L’ouvrage d’un collectif de trente-cinq historiens réunis autour de Michel Cordillot et paru aux éditions de l’Atelier offre un panorama remarquable et nuancé de ce que fut – et reste – la Commune de Paris.

La Commune de Paris de 1871 n’a cessé de hanter l’imaginaire des révolutionnaires du monde entier, produisant un double modèle de référence, soit d’une insurrection libertaire, première appropriation moderne et démocratique du pouvoir, soit, à l’inverse, de ce que l’anarchie d’un peuple débridé peut porter en elle de violences et de désordres. Ordre, désordre : deux figures s’opposent et, avec elles, leurs représentations sociales. D’un côté, la figure du militant ouvrier aspirant à la dignité de la liberté ; de l’autre, la caricature de la pétroleuse, haineuse et avinée, symbole du dérèglement social et sexuel.

La Commune constitua un moment charnière dans le mouvement de républicanisation de la France sur la longue durée, et dans la prise de conscience que l’accession au pouvoir des représentants des classes populaires n’était plus impensable.

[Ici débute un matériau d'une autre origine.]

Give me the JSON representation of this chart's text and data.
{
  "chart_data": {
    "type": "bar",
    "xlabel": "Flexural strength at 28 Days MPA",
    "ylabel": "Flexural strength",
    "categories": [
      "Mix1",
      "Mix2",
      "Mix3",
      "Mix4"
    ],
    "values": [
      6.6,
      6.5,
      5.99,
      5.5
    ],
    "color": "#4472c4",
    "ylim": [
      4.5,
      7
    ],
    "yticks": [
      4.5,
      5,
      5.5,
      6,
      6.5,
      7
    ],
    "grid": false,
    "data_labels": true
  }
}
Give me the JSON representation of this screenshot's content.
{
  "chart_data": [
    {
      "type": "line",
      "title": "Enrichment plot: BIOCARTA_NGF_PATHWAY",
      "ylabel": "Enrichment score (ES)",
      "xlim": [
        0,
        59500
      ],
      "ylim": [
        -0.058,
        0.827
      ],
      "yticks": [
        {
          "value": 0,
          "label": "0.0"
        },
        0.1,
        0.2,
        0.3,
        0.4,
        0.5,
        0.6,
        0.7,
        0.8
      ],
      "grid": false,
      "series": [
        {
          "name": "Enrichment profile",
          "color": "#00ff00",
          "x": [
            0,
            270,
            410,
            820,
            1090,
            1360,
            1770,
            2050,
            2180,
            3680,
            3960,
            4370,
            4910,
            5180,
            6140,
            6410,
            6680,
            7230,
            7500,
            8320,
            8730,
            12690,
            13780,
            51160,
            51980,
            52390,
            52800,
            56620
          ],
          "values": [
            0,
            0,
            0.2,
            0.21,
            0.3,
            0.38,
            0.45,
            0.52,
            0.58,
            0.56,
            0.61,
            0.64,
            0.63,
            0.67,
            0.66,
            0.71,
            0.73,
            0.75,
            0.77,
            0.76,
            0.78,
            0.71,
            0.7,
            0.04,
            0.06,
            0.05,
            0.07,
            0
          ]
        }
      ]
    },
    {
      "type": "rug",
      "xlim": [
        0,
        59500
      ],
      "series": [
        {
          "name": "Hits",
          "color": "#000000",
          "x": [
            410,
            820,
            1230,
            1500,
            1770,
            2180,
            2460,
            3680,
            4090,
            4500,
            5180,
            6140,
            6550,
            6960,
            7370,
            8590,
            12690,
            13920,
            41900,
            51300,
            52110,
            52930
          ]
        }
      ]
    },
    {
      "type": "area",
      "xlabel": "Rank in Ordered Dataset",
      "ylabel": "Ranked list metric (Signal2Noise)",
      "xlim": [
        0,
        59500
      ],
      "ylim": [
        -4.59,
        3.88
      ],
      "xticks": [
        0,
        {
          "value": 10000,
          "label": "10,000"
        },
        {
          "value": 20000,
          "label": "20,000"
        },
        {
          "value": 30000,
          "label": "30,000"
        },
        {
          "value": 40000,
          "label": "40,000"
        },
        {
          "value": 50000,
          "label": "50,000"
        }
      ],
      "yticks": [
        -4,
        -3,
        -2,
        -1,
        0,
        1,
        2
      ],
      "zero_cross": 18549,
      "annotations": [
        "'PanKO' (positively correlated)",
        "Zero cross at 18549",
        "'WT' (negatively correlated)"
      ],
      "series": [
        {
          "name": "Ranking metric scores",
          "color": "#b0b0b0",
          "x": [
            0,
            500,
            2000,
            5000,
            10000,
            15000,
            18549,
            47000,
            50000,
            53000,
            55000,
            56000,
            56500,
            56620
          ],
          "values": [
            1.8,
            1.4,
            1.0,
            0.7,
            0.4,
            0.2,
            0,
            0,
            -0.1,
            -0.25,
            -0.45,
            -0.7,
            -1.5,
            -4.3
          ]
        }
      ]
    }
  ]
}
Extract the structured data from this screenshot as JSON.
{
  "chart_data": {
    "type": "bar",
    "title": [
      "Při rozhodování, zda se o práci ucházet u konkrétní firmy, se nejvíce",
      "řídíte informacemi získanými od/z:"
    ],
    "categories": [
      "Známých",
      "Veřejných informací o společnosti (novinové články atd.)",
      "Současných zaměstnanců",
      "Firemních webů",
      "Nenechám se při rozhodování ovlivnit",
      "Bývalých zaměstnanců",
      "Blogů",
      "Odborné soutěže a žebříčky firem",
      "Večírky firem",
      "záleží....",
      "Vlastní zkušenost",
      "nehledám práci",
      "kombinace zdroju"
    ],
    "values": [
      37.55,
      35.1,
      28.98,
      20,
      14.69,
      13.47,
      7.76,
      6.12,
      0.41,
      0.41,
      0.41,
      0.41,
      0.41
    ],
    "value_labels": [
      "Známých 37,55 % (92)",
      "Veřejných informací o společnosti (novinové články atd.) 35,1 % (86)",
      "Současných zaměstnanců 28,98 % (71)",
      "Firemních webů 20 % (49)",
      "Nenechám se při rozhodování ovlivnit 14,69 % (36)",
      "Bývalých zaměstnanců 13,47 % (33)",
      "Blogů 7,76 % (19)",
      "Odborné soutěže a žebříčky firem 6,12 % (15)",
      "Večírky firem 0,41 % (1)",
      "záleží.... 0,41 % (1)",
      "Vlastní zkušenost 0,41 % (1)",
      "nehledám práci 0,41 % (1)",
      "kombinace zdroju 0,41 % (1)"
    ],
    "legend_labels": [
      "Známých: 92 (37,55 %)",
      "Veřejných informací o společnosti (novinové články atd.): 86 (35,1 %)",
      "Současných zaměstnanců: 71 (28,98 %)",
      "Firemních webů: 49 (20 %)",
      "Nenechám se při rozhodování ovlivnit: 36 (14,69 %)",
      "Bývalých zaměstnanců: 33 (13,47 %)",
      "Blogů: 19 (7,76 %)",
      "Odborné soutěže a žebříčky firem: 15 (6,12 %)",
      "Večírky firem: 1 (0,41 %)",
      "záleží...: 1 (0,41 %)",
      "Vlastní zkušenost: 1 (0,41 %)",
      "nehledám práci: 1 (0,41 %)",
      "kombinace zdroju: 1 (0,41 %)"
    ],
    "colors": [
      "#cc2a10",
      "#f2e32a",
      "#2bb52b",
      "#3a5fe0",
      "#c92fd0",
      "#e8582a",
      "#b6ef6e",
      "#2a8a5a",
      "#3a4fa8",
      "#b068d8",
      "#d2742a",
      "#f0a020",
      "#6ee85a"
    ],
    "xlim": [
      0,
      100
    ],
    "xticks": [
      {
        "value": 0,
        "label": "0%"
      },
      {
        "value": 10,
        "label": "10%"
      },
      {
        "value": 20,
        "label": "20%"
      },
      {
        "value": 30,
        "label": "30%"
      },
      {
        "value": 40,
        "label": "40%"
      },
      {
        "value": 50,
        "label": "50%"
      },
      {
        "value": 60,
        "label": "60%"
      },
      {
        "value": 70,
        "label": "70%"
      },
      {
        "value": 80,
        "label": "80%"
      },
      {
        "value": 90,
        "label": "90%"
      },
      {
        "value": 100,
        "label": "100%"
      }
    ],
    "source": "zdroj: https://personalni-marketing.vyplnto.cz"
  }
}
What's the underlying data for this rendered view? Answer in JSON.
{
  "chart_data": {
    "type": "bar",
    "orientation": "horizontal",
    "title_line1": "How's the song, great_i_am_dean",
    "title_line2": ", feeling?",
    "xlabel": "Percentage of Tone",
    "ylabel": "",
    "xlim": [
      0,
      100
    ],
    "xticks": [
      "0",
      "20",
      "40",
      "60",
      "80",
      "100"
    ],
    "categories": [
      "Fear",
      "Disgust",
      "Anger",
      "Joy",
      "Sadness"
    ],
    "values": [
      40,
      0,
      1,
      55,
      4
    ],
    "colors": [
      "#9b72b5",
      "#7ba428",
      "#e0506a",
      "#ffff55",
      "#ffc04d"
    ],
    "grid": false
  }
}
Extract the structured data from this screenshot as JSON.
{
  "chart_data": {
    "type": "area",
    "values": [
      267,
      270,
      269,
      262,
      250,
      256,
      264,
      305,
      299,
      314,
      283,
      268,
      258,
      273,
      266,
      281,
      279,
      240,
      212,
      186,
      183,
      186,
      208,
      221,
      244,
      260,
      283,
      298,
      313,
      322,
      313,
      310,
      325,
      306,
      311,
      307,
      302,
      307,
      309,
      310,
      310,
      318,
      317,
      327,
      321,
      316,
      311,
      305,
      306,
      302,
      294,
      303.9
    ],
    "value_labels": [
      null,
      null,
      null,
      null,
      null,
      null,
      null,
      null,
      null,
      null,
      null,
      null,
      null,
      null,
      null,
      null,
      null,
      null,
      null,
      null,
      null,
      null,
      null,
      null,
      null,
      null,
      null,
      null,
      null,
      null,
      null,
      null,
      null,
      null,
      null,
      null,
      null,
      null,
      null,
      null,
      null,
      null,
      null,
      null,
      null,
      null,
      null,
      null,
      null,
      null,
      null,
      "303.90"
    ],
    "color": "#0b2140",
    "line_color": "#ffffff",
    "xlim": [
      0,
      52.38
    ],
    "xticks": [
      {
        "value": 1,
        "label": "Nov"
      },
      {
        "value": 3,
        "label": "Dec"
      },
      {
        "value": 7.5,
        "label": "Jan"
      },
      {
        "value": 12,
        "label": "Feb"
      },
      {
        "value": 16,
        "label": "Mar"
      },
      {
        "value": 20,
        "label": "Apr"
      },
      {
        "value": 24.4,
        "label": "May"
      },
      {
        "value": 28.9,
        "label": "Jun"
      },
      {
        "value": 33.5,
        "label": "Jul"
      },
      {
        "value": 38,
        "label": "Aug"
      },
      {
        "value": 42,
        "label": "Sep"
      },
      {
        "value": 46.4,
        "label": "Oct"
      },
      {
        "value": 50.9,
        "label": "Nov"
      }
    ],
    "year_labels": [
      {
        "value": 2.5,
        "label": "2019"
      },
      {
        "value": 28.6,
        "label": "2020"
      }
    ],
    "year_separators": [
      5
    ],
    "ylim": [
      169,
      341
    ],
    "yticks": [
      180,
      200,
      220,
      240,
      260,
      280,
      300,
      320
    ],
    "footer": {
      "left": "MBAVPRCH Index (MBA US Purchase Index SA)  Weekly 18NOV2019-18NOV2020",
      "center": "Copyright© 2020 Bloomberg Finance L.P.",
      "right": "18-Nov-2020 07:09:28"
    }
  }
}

La paix des cimetières que fera régner Thiers ne fera qu’exacerber cet écartèlement mythifiant et il faudra attendre près d’un siècle pour que l’analyse et l’étude des faits concrets, la personnalité des acteurs, leurs motivations individuelles et collectives sortent du mythe pour s’inscrire de plain-pied dans l’histoire. C’est que la charge symbolique est énorme. Comme le souligne Michel Cordillot, coordinateur de l’ouvrage (1), « la Commune constitua un moment charnière à la fois dans le mouvement de républicanisation de la France sur la longue durée, et dans la prise de conscience que l’accession au pouvoir des représentants des classes populaires n’était plus du domaine de l’impensable, ouvrant ainsi la voie aux luttes sociales et politiques à venir. Aussi ce bref moment constitua-t-il une vraie séquence en rupture avec l’ancien monde, durant laquelle l’avènement d’un monde nouveau répondant enfin à des espérances populaires plusieurs fois déçues redevint brièvement d’actualité ».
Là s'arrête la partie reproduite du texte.